The chance to travel to Rwanda and do economics research in the field was the result of that experience. Gonzalez-Navarro was charged with evaluating the impact of a five-year project to connect isolated villages to the rural road system in Rwanda, funded by the World Bank and Innovations for Poverty Action, a U.S. non-profit. Le became part of Gonzalez-Navarro’s team, serving as the professor’s eyes and ears in Rwanda for six weeks in July and August 2015.
After graduation this year, Le will begin a two-year contract as a research assistant at the Stanford Institute for Economic Policy Research.
“During that interview, the professors at Stanford expected me to be very knowledgeable about this Rwanda project, because I’m part of the team that’s running it,” says Le. “I think if I didn’t have this position, I would never have gone to Stanford.”

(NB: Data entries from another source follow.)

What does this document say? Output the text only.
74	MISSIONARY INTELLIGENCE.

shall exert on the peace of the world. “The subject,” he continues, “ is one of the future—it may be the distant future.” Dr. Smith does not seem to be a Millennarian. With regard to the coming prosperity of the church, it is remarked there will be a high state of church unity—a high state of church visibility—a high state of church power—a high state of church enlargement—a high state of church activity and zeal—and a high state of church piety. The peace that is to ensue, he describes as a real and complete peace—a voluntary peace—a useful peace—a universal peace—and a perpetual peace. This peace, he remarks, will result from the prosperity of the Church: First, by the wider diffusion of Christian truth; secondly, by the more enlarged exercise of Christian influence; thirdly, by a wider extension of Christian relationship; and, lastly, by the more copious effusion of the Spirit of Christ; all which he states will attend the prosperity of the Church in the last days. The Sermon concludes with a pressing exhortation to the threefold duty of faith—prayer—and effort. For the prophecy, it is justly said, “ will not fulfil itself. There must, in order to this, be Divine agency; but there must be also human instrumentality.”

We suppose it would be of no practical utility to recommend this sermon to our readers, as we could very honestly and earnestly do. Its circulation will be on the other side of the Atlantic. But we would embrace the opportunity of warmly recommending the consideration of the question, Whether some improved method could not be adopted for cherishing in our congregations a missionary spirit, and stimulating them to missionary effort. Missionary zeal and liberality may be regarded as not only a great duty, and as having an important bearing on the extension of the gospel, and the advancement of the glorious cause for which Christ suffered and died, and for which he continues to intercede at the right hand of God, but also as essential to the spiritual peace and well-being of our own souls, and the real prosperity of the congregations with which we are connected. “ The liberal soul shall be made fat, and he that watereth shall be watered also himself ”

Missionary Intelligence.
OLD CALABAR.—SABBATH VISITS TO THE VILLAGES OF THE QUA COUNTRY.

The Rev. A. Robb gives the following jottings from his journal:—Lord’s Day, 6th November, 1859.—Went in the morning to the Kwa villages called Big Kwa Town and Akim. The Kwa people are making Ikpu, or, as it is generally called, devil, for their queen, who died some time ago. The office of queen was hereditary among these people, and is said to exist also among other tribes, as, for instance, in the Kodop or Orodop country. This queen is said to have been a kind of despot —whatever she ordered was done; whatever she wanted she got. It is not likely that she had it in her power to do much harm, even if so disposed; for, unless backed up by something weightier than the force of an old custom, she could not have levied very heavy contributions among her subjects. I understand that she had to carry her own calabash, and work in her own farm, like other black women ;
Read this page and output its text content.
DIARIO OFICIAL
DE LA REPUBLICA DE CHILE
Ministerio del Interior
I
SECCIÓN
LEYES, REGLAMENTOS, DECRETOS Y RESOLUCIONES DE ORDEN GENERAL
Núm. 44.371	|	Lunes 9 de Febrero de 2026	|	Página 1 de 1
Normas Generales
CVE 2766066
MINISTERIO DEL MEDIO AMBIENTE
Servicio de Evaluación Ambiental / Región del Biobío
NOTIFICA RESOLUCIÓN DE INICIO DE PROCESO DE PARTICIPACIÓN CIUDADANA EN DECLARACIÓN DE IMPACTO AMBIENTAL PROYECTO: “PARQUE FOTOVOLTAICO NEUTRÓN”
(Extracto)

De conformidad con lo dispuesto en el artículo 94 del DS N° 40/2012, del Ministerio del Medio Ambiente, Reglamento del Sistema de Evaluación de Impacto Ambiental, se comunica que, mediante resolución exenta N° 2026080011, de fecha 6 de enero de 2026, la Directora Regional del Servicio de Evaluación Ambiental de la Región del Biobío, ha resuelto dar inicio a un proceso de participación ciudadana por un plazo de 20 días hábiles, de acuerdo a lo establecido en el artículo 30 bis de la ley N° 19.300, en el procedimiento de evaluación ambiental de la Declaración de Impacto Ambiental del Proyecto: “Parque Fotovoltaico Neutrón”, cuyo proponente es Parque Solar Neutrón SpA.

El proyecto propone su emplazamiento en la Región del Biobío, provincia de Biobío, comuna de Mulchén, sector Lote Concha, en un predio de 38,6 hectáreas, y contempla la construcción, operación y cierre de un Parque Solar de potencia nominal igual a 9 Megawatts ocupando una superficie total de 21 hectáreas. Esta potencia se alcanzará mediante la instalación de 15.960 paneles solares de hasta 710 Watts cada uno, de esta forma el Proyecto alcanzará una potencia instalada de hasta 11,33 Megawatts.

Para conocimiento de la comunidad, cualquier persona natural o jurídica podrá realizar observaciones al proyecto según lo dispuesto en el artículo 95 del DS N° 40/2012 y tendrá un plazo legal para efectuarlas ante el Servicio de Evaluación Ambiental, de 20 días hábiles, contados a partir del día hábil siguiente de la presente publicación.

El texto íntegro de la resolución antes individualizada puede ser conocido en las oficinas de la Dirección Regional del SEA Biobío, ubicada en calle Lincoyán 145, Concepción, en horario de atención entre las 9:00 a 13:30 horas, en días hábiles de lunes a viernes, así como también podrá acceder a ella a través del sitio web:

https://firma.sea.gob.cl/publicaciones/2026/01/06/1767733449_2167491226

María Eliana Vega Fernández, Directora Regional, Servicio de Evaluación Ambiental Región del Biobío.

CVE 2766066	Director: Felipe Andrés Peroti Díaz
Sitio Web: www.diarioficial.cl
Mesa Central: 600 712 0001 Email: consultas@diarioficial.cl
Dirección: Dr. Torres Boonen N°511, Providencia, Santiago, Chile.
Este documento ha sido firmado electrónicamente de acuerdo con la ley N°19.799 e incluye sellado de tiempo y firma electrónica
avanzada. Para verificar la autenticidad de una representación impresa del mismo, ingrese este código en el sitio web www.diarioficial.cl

The only undergraduate on the project, Le collected data to help create algorithms showing the impact of constructing better feeder routes for isolated villagers trying to get to national markets. The opportunity to actually go to Rwanda helped make all those numbers very real for Le, who says his field research experience was the highlight of his work.
“Even putting the market just 500 metres closer makes a big difference when you are carrying 20 kilograms of bananas or sweet potatoes back and forth on the road every day,” Le says. “I was able to make those numbers concrete, because it’s kind of hard to interpret data if you don’t know what it really means.
“You can read papers and you can look at pictures of the roads, but there’s always the value of experience — nothing beats being there.”
The trip also helped Le understand how rural surveys and field research are organized and conducted by agencies like the World Bank, with their vast experience in development economics.
Le plans to focus on development economics in his future career and is interested in how “poverty traps” such as a lack of market access impact poor people in terms of income, opportunity and the costs of goods and services. Most Rwandans in rural areas have to walk or ride bikes to reach the markets in the hilly African nation.
“There are people in these pocket villages with no viable transportation to the general highways, because the existing feeder roads are so bad, but if you have a better road, the cost of trade is lower, and that facilitates access to national markets,” says Le.
“This experience in Rwanda helped provide a lot of context for that kind of situation. I want to be able to run one of these studies myself one day.”